Accelerating Citizen Outcomes by Transforming Data into Value with Data Science
Government Keynote:
Leveraging machine learning to glean detailed insights from qualitative as well as quantitative data
Stefan Kuegler
Associate Director,
Data Science & Visualisation
NSW Department of Premier and Cabinet
Developing a data science mind-set and team
Most organisations, especially ones that have or produce large amounts of data, are constantly looking to ease the analysis process, and take some of the manual and repetitive steps out of it. In the past, this was difficult to do because the technology wasn’t up to it, but now, as technology continues to develop and evolve, there are greater options for automation.
Stefan Kuegler
, the
Associate Director of Data Science and Visualisation
at the
NSW Department of Premier and Cabinet (DPC),
says that recently, they have been able to “leverage machine learning to glean detailed insights into qualitative as well as quantitative data.” This has been a long and complex process but has produced positive results.
“The DPC had long had a data team, but “we were not really a data science place.
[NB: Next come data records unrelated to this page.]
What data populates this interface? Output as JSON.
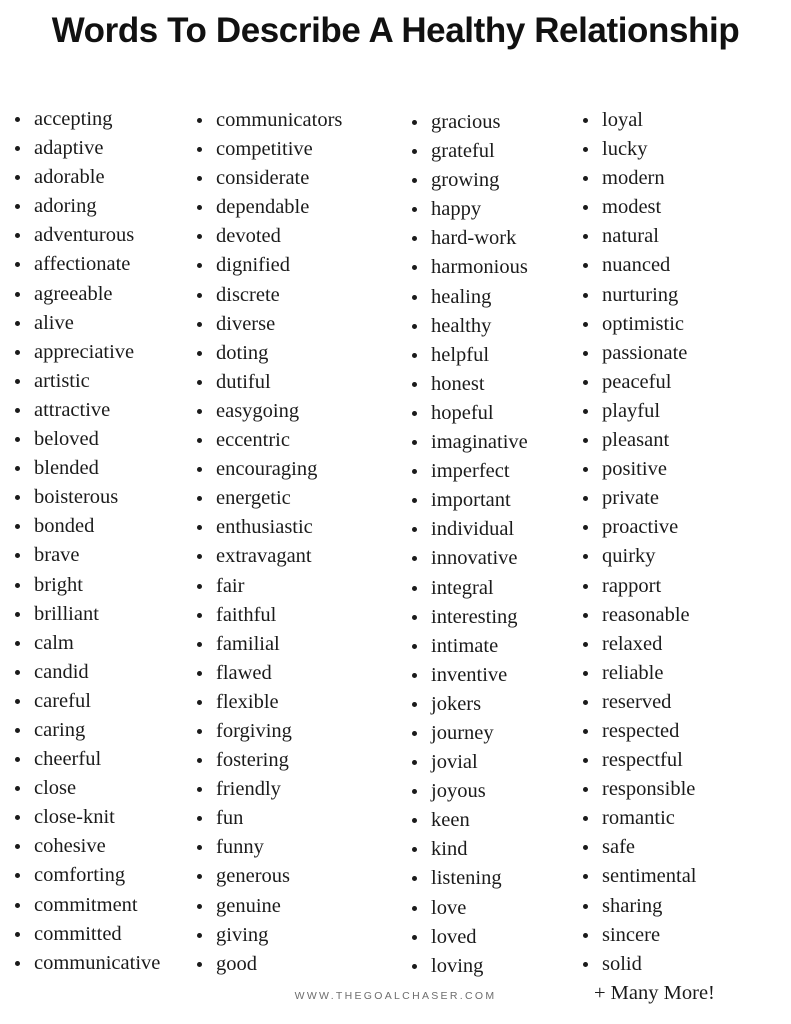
{
  "header": {
    "title": "Words To Describe A Healthy Relationship"
  },
  "footer": {
    "site_url": "WWW.THEGOALCHASER.COM"
  },
  "colors": {
    "background": "#ffffff",
    "text": "#1b1b1b",
    "title": "#111111",
    "footer_text": "#6d6d6d",
    "bullet": "#1b1b1b"
  },
  "word_list": {
    "bullet_glyph": "•",
    "total_columns": 4,
    "closing_note": "+ Many More!",
    "columns": [
      {
        "index": 0,
        "items": [
          "accepting",
          "adaptive",
          "adorable",
          "adoring",
          "adventurous",
          "affectionate",
          "agreeable",
          "alive",
          "appreciative",
          "artistic",
          "attractive",
          "beloved",
          "blended",
          "boisterous",
          "bonded",
          "brave",
          "bright",
          "brilliant",
          "calm",
          "candid",
          "careful",
          "caring",
          "cheerful",
          "close",
          "close-knit",
          "cohesive",
          "comforting",
          "commitment",
          "committed",
          "communicative"
        ]
      },
      {
        "index": 1,
        "items": [
          "communicators",
          "competitive",
          "considerate",
          "dependable",
          "devoted",
          "dignified",
          "discrete",
          "diverse",
          "doting",
          "dutiful",
          "easygoing",
          "eccentric",
          "encouraging",
          "energetic",
          "enthusiastic",
          "extravagant",
          "fair",
          "faithful",
          "familial",
          "flawed",
          "flexible",
          "forgiving",
          "fostering",
          "friendly",
          "fun",
          "funny",
          "generous",
          "genuine",
          "giving",
          "good"
        ]
      },
      {
        "index": 2,
        "items": [
          "gracious",
          "grateful",
          "growing",
          "happy",
          "hard-work",
          "harmonious",
          "healing",
          "healthy",
          "helpful",
          "honest",
          "hopeful",
          "imaginative",
          "imperfect",
          "important",
          "individual",
          "innovative",
          "integral",
          "interesting",
          "intimate",
          "inventive",
          "jokers",
          "journey",
          "jovial",
          "joyous",
          "keen",
          "kind",
          "listening",
          "love",
          "loved",
          "loving"
        ]
      },
      {
        "index": 3,
        "items": [
          "loyal",
          "lucky",
          "modern",
          "modest",
          "natural",
          "nuanced",
          "nurturing",
          "optimistic",
          "passionate",
          "peaceful",
          "playful",
          "pleasant",
          "positive",
          "private",
          "proactive",
          "quirky",
          "rapport",
          "reasonable",
          "relaxed",
          "reliable",
          "reserved",
          "respected",
          "respectful",
          "responsible",
          "romantic",
          "safe",
          "sentimental",
          "sharing",
          "sincere",
          "solid"
        ],
        "trailing_note": "+ Many More!"
      }
    ]
  }
}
We were very much just an analytical team.” A department like DPC has a constant flow of data coming in, and analysing it efficiently and appropriately is the role of the data team. They were good at their job, “but we found that there was more that we could be doing with the data to really exploit that data in a better way. We also needed to do it quicker.” There was a lot of talk around the team about how this could be achieved, and the creation of a data strategy was proposed, “though what we actually needed was an overarching data science strategy.” It became clear that “data science was evolving and really taking off.” They were a “little unit” doing their own thing, but decided that is where they needed to be.”
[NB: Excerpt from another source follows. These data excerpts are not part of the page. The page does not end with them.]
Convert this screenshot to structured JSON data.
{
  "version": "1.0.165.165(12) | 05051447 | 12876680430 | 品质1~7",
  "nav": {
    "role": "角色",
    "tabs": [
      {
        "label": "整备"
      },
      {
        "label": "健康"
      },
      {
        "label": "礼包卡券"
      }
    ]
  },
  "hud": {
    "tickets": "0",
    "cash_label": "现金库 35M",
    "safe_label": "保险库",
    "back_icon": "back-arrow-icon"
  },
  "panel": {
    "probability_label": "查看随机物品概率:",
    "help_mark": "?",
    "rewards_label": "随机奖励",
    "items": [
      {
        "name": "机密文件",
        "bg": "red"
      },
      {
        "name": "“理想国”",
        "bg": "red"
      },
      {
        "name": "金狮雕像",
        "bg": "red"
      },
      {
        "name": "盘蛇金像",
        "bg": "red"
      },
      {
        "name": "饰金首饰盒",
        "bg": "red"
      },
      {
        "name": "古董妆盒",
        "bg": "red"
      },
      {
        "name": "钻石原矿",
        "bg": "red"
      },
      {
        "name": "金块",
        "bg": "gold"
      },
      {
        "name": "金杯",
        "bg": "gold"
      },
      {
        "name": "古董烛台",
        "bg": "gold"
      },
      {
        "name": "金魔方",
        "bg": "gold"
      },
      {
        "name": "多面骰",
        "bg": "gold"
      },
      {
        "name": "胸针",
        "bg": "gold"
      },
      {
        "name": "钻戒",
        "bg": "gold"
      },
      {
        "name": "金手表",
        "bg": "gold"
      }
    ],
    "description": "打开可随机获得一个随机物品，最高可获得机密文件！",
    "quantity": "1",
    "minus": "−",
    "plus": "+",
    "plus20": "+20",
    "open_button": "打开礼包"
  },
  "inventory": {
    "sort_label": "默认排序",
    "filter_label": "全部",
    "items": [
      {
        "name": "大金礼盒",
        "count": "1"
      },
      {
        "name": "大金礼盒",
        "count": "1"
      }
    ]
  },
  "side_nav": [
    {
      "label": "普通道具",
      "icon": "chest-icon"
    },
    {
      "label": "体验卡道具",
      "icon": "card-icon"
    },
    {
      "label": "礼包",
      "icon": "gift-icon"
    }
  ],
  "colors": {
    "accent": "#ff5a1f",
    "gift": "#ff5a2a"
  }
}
Out of their little team, they decided to build a data science unit. This started with the establishment of appropriate “reporting lines and a structure.” That allowed them “to take other people along on the journey as well,” and ensured they had buy-in from the senior executive. Once the foundations were laid, it was all about “showcasing little wins along the way.” For data science to really be effective, it has to work with live, current data, and has to prove that it can be efficient. Analysing data from months ago, or projects in the pipeline are great, but especially when setting up, something current shows all involved that what is being initiated is worthwhile. Therefore “education was a huge part of this – not only of our own people, but also education for the people who are interested in what we do as well.”
Since the original team was small and quite niche, “our recruitment strategy also changed from hiring just analysts, to hiring data science specialists or experts. It was really important for us to put the right people in the right place at the right time.” Then once the foundations were set and the experts were in place, “ we allowed the people an ability to play. We gave them the data that we needed and gave them the chance to service it in their own time.” At least initially, it wasn’t about timeframes or “an agenda for individual projects. We hired people for their skills, and we wanted to see what they could do.”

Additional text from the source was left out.